What You'll Find at the End of the Long Winding Road.
- Hana means “work or profession.”
- Paia means “noisy.”
- Haiku means “sharp break” or “talking abruptly.”
- Charles Lindberg, the first pilot to fly across the Atlantic Ocean, is buried at Palapala Hoomau Congregational Church in Hana.
- Peahi, aka “Jaws,” is one of the most famous big waves in the world, requiring surfers to be towed in by jet ski.
- Hookipa Beach is a world-renowned windsurfing spot.
- Wind Surfing
First off, be sure to say hah-nah and not “Hannah” when referring to heavenly Hana, as it’s known. Paia (pie-ee-ah) and Haiku (hah-ee-koo, but commonly called high-koo) share the intimate country feel of Maui’s East Side. Visit boutique shops, galleries, and delicious restaurants like the popular Paia Fish Market in the rustic, bohemian town of Paia. Take your lunch to go and sit at Hookipa Beach, the windsurfing capital of the world, to watch kiters and wind surfers glide through the water. The viewpoint for Peahi (pay-ah-hee), the world-famous big wave nicknamed Jaws, lies a short drive down a rugged, 4WD-only road; during big swells in the winter, you can watch from a distance as intrepid surfers charge up 60-foot-plus waves. Take a detour to the quaint town of Haiku and visit the Haiku Marketplace, formerly the Haiku Cannery and now the hub for the local community with restaurants, food trucks, two general stores and a grocery store. Keep adventuring up the mountain to Makawao (mah kah wow), Maui’s cowboy town.

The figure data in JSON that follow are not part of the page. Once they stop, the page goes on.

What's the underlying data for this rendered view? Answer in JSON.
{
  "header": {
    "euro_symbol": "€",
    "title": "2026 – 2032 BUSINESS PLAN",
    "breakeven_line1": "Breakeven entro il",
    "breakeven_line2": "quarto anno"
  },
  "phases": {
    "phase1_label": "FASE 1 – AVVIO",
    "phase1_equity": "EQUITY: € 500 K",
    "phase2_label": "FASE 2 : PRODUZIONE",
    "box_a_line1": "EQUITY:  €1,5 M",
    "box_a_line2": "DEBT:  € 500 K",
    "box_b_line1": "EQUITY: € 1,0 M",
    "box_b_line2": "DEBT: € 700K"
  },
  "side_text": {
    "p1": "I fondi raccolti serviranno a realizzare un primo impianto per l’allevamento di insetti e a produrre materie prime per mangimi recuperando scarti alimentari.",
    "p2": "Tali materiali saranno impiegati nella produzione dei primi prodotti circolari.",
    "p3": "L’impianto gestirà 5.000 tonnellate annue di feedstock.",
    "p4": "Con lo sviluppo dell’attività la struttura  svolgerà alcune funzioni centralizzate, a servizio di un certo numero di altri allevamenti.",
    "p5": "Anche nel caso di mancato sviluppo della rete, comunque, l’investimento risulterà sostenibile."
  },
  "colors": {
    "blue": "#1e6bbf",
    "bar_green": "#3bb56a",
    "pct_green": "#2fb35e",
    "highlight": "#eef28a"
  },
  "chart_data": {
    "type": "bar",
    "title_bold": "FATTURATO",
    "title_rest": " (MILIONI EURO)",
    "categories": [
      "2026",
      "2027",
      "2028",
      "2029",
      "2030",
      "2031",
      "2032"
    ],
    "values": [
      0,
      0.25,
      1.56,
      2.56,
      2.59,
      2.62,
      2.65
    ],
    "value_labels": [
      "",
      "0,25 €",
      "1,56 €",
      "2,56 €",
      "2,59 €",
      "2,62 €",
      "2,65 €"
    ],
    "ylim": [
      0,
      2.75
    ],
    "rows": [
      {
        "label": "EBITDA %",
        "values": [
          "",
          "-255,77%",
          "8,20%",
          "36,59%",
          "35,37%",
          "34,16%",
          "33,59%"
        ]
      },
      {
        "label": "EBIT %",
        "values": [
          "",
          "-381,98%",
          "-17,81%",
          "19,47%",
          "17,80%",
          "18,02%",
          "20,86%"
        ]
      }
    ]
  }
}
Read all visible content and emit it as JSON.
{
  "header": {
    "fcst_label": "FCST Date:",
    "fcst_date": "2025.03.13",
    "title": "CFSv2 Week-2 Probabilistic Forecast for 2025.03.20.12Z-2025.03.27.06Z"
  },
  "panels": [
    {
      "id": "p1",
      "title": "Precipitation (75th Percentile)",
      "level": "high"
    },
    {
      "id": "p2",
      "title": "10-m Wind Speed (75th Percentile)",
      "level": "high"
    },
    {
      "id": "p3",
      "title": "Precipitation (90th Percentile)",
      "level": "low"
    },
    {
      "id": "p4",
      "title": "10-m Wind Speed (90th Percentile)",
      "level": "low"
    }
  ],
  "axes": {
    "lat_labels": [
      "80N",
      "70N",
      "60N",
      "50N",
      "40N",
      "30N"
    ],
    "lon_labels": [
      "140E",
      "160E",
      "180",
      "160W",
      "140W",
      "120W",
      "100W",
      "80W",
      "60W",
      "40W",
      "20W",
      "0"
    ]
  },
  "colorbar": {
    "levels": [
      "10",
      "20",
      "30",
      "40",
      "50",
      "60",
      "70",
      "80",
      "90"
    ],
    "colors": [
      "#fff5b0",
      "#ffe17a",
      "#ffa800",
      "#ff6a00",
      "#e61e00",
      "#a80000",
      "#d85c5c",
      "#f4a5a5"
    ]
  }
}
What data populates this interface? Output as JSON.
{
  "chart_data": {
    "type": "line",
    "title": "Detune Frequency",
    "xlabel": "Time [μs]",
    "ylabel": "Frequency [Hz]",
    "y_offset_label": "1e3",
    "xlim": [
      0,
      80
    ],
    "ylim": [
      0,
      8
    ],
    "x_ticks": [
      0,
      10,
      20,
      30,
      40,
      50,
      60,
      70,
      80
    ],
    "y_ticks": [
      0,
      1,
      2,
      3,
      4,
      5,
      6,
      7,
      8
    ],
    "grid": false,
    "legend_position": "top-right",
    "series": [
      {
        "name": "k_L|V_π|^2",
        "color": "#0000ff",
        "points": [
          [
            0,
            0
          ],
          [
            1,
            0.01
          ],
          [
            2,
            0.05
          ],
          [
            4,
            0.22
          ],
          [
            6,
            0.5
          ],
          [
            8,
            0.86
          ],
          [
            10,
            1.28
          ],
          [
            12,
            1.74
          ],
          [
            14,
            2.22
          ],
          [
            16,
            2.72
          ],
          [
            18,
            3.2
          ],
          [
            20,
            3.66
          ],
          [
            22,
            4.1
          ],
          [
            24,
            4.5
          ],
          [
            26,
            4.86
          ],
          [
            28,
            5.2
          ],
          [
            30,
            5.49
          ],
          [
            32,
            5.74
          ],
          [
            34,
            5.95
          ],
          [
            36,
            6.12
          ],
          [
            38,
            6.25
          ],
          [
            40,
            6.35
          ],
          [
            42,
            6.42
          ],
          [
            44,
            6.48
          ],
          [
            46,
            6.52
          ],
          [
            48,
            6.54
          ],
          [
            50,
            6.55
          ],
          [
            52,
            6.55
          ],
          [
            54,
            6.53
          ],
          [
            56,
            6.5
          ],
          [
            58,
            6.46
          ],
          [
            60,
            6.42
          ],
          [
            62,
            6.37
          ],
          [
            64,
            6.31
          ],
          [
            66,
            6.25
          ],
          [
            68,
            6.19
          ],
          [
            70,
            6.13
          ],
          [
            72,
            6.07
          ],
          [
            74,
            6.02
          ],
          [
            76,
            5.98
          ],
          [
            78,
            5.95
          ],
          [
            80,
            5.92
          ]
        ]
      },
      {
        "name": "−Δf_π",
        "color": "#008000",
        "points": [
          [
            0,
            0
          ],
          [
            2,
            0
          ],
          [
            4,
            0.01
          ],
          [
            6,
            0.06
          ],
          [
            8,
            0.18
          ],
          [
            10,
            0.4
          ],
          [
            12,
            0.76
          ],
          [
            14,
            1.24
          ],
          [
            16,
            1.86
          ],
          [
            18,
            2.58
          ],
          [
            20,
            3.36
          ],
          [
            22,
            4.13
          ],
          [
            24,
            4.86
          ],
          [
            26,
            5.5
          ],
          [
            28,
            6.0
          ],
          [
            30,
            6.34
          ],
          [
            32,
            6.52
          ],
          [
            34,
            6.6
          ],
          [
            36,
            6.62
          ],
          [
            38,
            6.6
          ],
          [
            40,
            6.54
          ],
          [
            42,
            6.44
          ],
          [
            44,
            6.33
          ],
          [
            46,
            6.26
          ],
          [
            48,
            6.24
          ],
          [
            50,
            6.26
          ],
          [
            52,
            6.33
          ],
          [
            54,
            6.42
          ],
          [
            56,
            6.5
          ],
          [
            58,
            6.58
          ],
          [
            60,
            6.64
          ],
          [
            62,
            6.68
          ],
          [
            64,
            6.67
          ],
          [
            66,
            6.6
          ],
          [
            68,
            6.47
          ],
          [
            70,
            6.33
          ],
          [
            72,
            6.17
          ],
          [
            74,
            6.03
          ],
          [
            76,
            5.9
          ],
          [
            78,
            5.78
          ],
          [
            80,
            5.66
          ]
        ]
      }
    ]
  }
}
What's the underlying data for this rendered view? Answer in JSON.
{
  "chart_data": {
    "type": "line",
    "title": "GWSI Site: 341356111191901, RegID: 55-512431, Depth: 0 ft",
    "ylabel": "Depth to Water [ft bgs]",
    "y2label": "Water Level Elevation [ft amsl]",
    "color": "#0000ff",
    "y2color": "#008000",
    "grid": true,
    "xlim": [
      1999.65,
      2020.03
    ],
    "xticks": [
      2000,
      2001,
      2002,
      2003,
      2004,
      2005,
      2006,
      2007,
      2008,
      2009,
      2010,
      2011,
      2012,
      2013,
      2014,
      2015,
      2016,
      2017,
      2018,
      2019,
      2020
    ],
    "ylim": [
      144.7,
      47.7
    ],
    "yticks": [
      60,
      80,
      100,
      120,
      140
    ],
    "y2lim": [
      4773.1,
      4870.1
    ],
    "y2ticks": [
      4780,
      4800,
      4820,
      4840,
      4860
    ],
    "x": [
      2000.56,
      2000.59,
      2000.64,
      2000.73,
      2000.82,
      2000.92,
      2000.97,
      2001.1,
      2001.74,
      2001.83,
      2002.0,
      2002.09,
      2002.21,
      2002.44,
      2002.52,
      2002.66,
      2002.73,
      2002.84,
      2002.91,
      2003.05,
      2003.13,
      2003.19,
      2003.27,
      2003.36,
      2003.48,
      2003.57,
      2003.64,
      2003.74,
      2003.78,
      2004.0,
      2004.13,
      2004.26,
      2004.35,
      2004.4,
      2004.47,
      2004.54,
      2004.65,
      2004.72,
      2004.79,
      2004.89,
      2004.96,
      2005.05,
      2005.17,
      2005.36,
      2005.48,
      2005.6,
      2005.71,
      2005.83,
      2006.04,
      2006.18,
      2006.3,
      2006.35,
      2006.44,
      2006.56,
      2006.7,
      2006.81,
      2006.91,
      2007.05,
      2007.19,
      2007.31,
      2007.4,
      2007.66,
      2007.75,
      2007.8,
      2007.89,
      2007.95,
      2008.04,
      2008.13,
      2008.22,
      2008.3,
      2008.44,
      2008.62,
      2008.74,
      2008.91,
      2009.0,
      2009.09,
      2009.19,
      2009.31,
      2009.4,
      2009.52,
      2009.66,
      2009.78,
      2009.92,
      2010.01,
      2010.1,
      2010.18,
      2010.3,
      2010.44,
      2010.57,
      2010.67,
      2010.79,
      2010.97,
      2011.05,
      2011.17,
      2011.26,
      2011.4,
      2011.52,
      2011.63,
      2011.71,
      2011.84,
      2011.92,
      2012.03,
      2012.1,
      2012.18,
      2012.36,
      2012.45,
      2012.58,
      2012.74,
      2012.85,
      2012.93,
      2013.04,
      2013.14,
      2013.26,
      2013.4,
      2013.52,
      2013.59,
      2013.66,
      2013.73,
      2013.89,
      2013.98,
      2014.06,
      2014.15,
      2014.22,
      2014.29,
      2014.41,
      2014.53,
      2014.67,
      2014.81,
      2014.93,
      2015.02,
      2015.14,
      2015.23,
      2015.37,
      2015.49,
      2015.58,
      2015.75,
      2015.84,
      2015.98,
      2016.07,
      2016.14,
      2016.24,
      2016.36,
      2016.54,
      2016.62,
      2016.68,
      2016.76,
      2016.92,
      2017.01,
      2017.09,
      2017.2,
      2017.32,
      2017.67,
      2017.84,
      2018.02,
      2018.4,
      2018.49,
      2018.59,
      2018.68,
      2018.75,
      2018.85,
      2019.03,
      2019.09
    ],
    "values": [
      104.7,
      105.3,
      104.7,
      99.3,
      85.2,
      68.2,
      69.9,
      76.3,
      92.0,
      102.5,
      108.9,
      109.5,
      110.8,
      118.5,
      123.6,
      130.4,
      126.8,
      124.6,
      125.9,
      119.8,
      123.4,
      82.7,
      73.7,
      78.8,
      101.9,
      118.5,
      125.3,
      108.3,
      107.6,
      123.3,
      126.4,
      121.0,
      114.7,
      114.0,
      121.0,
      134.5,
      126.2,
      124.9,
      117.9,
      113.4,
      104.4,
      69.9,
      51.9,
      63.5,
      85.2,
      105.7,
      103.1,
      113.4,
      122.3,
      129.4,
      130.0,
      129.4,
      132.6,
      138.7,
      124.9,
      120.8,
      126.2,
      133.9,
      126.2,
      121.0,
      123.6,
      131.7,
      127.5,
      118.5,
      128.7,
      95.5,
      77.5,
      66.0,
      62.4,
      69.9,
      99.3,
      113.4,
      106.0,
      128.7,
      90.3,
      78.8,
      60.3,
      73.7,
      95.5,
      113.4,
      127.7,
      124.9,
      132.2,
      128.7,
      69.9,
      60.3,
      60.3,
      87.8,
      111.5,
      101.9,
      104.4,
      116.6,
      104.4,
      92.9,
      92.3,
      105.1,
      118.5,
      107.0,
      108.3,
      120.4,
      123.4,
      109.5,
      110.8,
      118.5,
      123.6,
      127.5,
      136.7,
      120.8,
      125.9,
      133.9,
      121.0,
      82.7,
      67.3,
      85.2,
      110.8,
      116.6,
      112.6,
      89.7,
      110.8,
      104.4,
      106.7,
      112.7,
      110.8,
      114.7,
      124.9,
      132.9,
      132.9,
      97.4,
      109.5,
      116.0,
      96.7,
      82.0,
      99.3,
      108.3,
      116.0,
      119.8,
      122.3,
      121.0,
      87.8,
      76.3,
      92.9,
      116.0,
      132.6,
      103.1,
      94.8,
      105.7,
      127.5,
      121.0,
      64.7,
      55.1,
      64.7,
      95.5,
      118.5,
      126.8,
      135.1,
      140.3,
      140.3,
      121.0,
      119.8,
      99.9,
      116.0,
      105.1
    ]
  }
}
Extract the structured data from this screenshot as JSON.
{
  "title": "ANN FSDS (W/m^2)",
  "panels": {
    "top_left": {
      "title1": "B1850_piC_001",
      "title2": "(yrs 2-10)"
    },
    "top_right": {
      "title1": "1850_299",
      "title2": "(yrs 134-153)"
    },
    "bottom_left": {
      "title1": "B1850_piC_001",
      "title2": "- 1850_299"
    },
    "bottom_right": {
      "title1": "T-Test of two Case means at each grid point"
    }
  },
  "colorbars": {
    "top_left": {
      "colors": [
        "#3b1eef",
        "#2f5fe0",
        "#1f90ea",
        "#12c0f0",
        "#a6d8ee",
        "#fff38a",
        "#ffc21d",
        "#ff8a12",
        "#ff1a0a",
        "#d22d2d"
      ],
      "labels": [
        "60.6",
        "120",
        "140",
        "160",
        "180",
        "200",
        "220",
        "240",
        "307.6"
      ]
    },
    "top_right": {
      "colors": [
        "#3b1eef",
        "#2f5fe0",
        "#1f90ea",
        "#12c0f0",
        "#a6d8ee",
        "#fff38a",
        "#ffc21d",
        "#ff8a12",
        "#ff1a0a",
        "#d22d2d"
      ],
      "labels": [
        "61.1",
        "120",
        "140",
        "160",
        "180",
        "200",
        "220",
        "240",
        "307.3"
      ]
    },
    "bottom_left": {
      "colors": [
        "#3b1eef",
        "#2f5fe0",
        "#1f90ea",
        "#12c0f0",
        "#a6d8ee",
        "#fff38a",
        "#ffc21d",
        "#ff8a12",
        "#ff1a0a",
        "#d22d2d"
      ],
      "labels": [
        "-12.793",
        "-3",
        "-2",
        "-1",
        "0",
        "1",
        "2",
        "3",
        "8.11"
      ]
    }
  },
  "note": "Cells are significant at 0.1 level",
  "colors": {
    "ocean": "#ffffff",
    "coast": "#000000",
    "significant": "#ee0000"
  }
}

Probably the most famous excursion on the East Side, the Road to Hana is a 52-mile-long windy road that begins near the airport in Kahului and takes you around the east tip of the island through bamboo and tropical forests. Stop for a waterfall hike, visit black-sand beaches, or enjoy banana bread from one of the many stands. Depending on how many stops you make (only in legal spots to park, please), this drive can take anywhere from three hours to an entire day.
The modern history of the East Side towns of Haiku, Paia and Hana reflects the significant role of Maui’s sugar plantations. In 1858, the Haiku Sugar Company was founded and began production at the Haiku Sugar Mill. After years of sugar, Haiku eventually became a site for pineapple plantations. The Haiku Cannery eventually became the Haiku Marketplace, while the Libby, McNeil Pineapple Cannery 2 miles to the west is now the Pauwela Cannery retail center. Paia’s sugar plantation was first built in 1880, and the town rapidly grew, at one point reaching a population of 10,000 people. In the 1980s, Paia became a hot spot for wind- and kitesurfers, with the last sugar produced in Paia was in 1994. Hana holds a special place in earlier Hawaiian history for being the birthplace of Queen Kaahumanu, the powerful widow of King Kamehameha the Great who abolished the traditional kapu belief system after his death. It’s also the site of the largest heiau (stone temple) in Polynesia, Piilani Heiau. Hana’s first sugar mill opened in 1849, but the town remained small and relatively inaccessible until the sinuous Hana Highway was built in 1962. It’s since been widened and improved in a few areas, but still remains an adventure to drive—always better if you follow this code of conduct.
Where to Stay in Hana
Hana's Annual Events
APRIL: The Annual East Maui Taro Festival celebrates and honors the Taro, a staple of Hawaiian diet, by educating locals and tourists during a festive one-day cultural event. Activities center around the Taro and food booths feature Taro as part of the meal. The festival also includes Hula, music, crafts and more.
SEPTEMBER: Eager to make your vacation a little more active? Grab a team of six and sign up to run in the 52 mile Hana Relay Marathon. The annual event challenges locals and tourists alike to run and compete for awards. After running through paradise, enjoy live music and food at the finish line.
OCTOBER: Aloha Week in Hana is packed with celebrations from daily events such as parades to activities such as contests and crafts. Take a look at the schedule and take advantage of the fun and festive week.
*Things change, so please check in with the organizers of these events to make sure they are still happening.